My alien friends - I freely call them friends now... have directed me to write something today.
Forced reading and writing makes me so tense, and angry. Makes me feel like, meh, why bother? Why write? Why read??? Turn off the tv, and sit in this uncomfortable chair and write. Better yet, blame the chair and just slouch and surf the internet and watch Law and Order SVU.
There were three things I wanted to write about today and right now, I’m not writing about any of them. Here, is the fourth element.

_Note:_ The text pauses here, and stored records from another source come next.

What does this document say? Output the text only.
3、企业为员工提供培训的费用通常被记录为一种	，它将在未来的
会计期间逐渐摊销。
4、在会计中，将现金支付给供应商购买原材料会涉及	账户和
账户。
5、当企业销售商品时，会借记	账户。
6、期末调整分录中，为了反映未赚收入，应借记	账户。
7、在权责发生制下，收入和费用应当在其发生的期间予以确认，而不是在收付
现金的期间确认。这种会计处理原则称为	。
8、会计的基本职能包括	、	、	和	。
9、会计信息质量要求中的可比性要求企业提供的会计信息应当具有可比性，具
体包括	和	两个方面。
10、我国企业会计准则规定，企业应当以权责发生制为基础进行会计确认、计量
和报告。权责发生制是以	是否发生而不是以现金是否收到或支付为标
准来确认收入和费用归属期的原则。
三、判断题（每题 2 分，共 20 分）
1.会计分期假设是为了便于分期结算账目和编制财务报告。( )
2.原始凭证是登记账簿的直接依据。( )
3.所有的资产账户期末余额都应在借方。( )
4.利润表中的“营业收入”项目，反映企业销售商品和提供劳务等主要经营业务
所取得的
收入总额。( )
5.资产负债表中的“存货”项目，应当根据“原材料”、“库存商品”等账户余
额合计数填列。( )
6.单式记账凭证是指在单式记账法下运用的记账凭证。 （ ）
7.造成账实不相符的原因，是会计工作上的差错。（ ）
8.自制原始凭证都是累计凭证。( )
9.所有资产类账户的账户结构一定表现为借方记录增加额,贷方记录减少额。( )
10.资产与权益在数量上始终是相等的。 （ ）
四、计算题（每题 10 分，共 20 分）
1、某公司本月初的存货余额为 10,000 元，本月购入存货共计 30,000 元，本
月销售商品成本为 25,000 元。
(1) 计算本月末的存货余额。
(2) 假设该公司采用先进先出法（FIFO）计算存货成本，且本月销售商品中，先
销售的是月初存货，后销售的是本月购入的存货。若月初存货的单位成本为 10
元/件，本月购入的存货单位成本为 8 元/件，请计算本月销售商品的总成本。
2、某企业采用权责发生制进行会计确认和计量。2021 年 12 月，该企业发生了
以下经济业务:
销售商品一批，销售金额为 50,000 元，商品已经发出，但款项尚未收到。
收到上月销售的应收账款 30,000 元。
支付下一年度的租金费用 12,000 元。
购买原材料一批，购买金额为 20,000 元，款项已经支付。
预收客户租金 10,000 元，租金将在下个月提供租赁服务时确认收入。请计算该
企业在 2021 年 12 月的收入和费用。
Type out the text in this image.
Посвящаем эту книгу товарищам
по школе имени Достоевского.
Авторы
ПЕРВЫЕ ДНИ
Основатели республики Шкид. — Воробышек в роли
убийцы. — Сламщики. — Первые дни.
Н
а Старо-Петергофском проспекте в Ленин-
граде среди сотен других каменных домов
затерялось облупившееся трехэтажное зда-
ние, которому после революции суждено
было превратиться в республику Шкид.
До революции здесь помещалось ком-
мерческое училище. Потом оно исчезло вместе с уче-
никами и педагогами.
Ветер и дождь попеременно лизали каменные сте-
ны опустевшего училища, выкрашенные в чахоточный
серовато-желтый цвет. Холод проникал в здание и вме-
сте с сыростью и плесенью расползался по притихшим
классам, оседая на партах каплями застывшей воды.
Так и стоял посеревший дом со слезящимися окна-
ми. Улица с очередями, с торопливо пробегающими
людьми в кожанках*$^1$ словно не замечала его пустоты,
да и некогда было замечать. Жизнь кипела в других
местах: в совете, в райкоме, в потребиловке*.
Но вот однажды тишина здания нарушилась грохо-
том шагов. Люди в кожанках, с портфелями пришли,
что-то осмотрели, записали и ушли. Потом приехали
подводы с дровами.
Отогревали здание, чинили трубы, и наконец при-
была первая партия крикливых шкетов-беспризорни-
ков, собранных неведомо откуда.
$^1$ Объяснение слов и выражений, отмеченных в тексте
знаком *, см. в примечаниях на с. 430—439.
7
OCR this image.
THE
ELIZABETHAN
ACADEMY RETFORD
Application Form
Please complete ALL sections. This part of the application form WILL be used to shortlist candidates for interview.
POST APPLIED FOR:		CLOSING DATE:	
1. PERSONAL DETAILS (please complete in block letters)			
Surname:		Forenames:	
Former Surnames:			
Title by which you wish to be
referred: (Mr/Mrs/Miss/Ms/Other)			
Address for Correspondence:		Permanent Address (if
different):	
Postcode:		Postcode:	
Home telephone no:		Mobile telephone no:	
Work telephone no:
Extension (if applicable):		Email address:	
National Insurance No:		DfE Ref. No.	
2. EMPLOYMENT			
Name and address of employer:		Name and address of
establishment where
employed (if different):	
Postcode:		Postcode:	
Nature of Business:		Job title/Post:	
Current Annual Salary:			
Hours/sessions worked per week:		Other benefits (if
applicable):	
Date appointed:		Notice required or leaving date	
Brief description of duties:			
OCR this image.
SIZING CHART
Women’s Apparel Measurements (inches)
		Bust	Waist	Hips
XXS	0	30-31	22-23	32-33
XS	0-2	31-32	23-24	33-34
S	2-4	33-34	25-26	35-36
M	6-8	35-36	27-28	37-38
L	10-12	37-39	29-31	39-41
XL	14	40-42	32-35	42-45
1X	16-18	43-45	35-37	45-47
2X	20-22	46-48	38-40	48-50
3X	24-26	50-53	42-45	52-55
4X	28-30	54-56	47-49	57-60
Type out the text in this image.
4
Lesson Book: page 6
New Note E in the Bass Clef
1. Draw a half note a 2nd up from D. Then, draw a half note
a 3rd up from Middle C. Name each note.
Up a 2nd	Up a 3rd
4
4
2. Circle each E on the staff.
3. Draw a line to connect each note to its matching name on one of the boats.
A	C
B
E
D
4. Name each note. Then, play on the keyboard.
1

Aliens? What aliens? Where are aliens? Did you read that article about the UFO sighting at Chicago O’hare. Nice airport. No wonder the aliens would go there. “Home Alone” was filmed there. I’ve flown through there a lot. Never actually left the airport. Unlike when I go to visit the aliens – this has been happening regularly now. Visits, taking me away. I’ve been sleepy today, must be the amount of things on my to do list. Makes me feel lethargic a little bit.
Law and Order SVU, is a little bit creepy… but there was a mention of a fedora… I like fedoras. I feel pretty cool when I wear a fedora. Like… um… like I should also wear a feather in my fedora and walk with a frilly umbrella and a pencil skirt. Ooh, and some gloves.
Okay back to the aliens… that’s what this is about. They gifted me with something. A scarf. It’s a really nice one. I think I might have married an alien or something while I was away… fuzzy memories and all… the scarf, looks suspiciously like the kind of scarf Somali women get in a wedding ceremony. Um… to explain more it’s called a “shaash saar” (the putting on of the shash) and the woman receives it to kind of symbolize that she’s married. Maybe it’s not the same kind of scarf for the others.
Also, they've made my pictures make me look like my head just floats while on their planet. Where is the rest of my body? That remains a mystery. I don't even know how I'm typing this right now.
I bet you’re wondering what one of these alien’s look like. Should I be smug and repugnant (because smugness is usually repugnant) and tell you to look in the mirror?